Jakarta, Fokuscyber – Nanik S Deyang resmi mengundurkan diri dari jabatannya sebagai Kepala Badan Gizi Nasional (BGN). Keputusan tersebut diambil agar ia dapat menjalani pengobatan penyakit jantung yang dideritanya.
Kabar pengunduran diri itu disampaikan Asisten Khusus Presiden Bidang Komunikasi dan Kebijakan, Dirgayuza Setiawan, melalui akun Instagram pribadinya pada Rabu (22/7/2026).
“Hari ini, 22 Juli 2026, Ibu Nanik Deyang berpamitan kepada Presiden Prabowo untuk menjalani pengobatan jantung. Beliau juga mengundurkan diri sebagai Kepala Badan Gizi Nasional,” tulis Dirgayuza.
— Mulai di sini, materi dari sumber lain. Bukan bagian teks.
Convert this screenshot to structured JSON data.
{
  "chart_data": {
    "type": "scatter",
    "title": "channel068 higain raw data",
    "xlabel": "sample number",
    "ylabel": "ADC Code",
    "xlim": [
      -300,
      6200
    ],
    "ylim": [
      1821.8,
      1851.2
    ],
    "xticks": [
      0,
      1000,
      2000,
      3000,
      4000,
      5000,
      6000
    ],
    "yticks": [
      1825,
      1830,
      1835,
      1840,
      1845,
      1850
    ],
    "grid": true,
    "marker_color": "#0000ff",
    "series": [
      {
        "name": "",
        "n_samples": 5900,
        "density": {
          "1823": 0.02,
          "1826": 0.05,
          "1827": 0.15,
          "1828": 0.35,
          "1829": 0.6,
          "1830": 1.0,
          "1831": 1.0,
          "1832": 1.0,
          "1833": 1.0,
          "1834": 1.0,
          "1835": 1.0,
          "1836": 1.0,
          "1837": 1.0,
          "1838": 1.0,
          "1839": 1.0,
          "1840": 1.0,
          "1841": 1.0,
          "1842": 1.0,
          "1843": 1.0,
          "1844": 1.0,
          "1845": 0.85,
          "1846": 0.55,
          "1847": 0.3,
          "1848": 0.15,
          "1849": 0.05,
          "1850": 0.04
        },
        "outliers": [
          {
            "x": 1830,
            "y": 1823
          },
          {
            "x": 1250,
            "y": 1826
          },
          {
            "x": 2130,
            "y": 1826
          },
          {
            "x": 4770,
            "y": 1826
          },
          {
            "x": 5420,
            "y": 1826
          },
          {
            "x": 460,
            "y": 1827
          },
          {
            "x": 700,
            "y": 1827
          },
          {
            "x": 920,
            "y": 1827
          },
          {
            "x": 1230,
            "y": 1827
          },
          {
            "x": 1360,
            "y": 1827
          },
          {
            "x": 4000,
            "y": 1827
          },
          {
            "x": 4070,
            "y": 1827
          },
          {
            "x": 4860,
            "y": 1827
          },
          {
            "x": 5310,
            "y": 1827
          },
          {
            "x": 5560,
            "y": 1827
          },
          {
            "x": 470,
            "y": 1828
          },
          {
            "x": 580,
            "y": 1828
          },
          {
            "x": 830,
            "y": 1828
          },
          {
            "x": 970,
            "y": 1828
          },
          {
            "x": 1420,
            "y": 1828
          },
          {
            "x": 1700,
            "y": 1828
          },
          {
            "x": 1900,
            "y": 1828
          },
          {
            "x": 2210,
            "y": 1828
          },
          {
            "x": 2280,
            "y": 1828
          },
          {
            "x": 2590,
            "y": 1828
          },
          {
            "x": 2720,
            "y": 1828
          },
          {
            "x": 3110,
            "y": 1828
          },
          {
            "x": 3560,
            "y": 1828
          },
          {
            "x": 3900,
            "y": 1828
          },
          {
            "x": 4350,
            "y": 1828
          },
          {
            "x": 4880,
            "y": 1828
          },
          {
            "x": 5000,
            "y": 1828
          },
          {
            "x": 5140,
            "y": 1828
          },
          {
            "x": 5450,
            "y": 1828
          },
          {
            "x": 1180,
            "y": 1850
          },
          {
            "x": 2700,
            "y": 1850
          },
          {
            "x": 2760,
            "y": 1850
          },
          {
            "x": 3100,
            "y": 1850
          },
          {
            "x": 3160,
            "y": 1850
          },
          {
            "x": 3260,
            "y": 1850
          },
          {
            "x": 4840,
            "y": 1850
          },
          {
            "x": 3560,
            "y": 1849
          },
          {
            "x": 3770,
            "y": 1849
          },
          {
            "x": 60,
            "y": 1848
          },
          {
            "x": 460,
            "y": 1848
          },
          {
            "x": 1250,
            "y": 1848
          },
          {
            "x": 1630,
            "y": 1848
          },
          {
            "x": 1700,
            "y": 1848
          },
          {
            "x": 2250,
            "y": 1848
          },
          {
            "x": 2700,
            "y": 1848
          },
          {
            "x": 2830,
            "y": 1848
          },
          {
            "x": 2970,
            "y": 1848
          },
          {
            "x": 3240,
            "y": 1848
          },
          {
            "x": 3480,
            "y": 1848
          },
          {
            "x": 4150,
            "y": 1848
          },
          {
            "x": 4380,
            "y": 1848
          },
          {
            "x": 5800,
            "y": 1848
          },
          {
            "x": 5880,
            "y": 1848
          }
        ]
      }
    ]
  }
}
Dirgayuza mengaku telah mengenal Nanik sejak menjelang Pemilu 2014. Menurutnya, Nanik merupakan sosok yang memiliki kepedulian tinggi terhadap masyarakat kecil dan selalu berupaya memperjuangkan kepentingan mereka.
“Lebih dari satu dekade saya melihat satu hal yang tidak pernah berubah darinya: ia tidak bisa diam ketika melihat rakyat menghadapi ketidakadilan dan kesulitan,” ungkapnya.
Ia juga mengenang sejumlah kontribusi Nanik dalam berbagai isu kemanusiaan. Salah satunya saat Nanik mengungkap kasus tenaga kerja Indonesia Wilfrida Soik kepada Presiden Prabowo Subianto, yang kemudian mendapat pembelaan dari ancaman hukuman mati di Malaysia.
Selain itu, lanjut Dirgayuza, Nanik juga menjadi penggagas program becak listrik yang ditujukan untuk membantu para pengayuh becak lanjut usia agar tetap dapat bekerja dengan lebih ringan.
Hingga saat ini belum ada keterangan resmi mengenai siapa yang akan menggantikan posisi Nanik sebagai Kepala Badan Gizi Nasional setelah pengunduran dirinya.